Did you know that 43% of first marriages in America will end in divorce? In many circumstances, this is the best solution for everyone (including the kids). Unfortunately, there are many misconceptions in our society about keeping the nuclear family together. When considering divorce, parents should ask themselves if the atmosphere at home is unhealthy because the parents are not communicating or have a distant relationship. Are you so angry or depressed in your marriage that you are not parenting to your best ability? Or are you and your spouse being poor role models because you are disrespectful and disinterested in each other? Divorce doesn’t necessarily mean that your children will be harmed or have life-long problems. Parents just need to learn how to handle this change of events in the best interest of the kids.
This is where co-parenting classes come in. After over three decades of increases in divorce rates, there is enough research to support the fact that such classes are an essential part of the process. Parents learn that most divorces can be successfully arranged so that the stress is relieved for everyone and the two separate and happier households are formed. It may take patience to develop, but it’s in everyone’s best interest if the two parents can learn to work together and are in sync with how to raise the kids.

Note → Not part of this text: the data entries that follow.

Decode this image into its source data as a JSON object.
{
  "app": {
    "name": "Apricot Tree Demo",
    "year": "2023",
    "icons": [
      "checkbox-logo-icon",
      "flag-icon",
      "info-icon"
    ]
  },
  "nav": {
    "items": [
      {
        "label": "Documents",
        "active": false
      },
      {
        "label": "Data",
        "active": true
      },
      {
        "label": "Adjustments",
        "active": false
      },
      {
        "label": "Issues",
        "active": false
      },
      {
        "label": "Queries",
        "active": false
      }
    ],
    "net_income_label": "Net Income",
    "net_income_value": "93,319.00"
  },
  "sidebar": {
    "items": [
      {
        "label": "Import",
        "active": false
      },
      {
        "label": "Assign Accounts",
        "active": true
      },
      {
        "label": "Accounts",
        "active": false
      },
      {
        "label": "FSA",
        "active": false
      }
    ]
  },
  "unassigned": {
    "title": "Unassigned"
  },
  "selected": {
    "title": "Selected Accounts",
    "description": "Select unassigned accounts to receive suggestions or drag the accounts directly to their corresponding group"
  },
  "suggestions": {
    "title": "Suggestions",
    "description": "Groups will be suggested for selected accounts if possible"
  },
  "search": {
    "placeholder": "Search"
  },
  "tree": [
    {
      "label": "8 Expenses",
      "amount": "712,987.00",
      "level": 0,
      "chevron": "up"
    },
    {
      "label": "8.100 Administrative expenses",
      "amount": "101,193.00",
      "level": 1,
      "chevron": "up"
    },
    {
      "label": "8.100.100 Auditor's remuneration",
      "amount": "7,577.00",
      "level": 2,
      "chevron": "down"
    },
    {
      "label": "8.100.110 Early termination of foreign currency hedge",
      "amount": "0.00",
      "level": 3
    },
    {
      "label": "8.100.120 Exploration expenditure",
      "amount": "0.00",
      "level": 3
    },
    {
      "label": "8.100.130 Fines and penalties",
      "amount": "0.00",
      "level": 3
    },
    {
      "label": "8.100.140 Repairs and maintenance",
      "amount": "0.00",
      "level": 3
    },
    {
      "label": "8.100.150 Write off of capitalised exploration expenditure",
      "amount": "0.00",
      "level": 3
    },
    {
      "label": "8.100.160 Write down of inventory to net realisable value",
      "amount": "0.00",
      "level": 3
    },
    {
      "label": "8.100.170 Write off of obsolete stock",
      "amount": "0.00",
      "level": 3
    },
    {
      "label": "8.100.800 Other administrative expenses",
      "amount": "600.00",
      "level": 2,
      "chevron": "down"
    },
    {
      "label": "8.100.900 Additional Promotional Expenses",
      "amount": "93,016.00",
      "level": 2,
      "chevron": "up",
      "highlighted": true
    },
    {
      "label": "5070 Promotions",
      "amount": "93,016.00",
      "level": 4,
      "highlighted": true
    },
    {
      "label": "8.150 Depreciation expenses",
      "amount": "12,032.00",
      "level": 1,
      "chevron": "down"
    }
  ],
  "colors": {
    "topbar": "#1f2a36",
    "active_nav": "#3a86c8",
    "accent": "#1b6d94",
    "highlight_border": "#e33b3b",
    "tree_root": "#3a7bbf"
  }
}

Co-parenting classes discuss issues that divorcing parents have to face and remind them not to put the children in the middle of their disputes, be good role models, not to speak poorly of the other parent, and to reassure them that the breakdown in your marriage is not their fault! All of this combined with learning more about how to set strong boundaries, how to listen empathetically to your children, positive reinforcement, building their self-esteem and feeling of safety, and stress management skills work together to create the best possible environment for this life change.
Many judges today realize that enforcing a mandatory class can add more stress to the situation. A traditional classroom setting pulls parents away from the family and work during a time which they are trying to juggle a new and different schedule. Therefore, online 6 hour co-parenting classes have become increasingly popular with the judge’s prior approval. Online classes enable each parent to take the same course but from their own Internet based computer devices. This way they are learning the same material but from the convenience of home instead of having to get to a classroom. Online classes are self-paced and available 24/7, so parents can enter and exit the class whenever they have free time. Once the caregiver enrolls, the class becomes available to read through on the screen in front of them. There are no workbooks and nothing to print out.

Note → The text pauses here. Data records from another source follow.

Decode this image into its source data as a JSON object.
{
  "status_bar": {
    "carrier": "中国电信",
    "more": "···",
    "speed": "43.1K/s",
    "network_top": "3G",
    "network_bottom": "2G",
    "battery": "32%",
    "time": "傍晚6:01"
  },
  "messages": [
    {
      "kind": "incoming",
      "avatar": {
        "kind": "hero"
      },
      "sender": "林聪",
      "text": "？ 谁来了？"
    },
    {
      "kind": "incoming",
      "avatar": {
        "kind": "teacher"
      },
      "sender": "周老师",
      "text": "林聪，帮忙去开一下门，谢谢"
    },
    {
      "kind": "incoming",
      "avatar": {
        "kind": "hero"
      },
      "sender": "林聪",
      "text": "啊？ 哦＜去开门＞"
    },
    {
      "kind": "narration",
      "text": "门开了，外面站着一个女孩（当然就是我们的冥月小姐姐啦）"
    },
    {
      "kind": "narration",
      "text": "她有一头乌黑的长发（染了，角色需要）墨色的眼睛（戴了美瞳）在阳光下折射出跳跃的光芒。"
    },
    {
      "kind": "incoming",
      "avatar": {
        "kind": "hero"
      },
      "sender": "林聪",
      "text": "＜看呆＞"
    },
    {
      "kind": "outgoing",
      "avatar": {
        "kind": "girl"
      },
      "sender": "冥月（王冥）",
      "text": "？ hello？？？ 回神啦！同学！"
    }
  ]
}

When sourcing classes, be sure to go with one that is designed by a licensed and practicing family therapist. Also look for an A+ rating from the Better Business Bureau and a good customer service helpline in case any questions arise. At the end of the program, a Certificate of Completion is sent in the mail, just like you would receive in a traditional classroom. This is the documentation that the judge is looking for to prove the class was successfully finished.
Online co-parenting classes are perfect for busy divorcing parents during this major life change.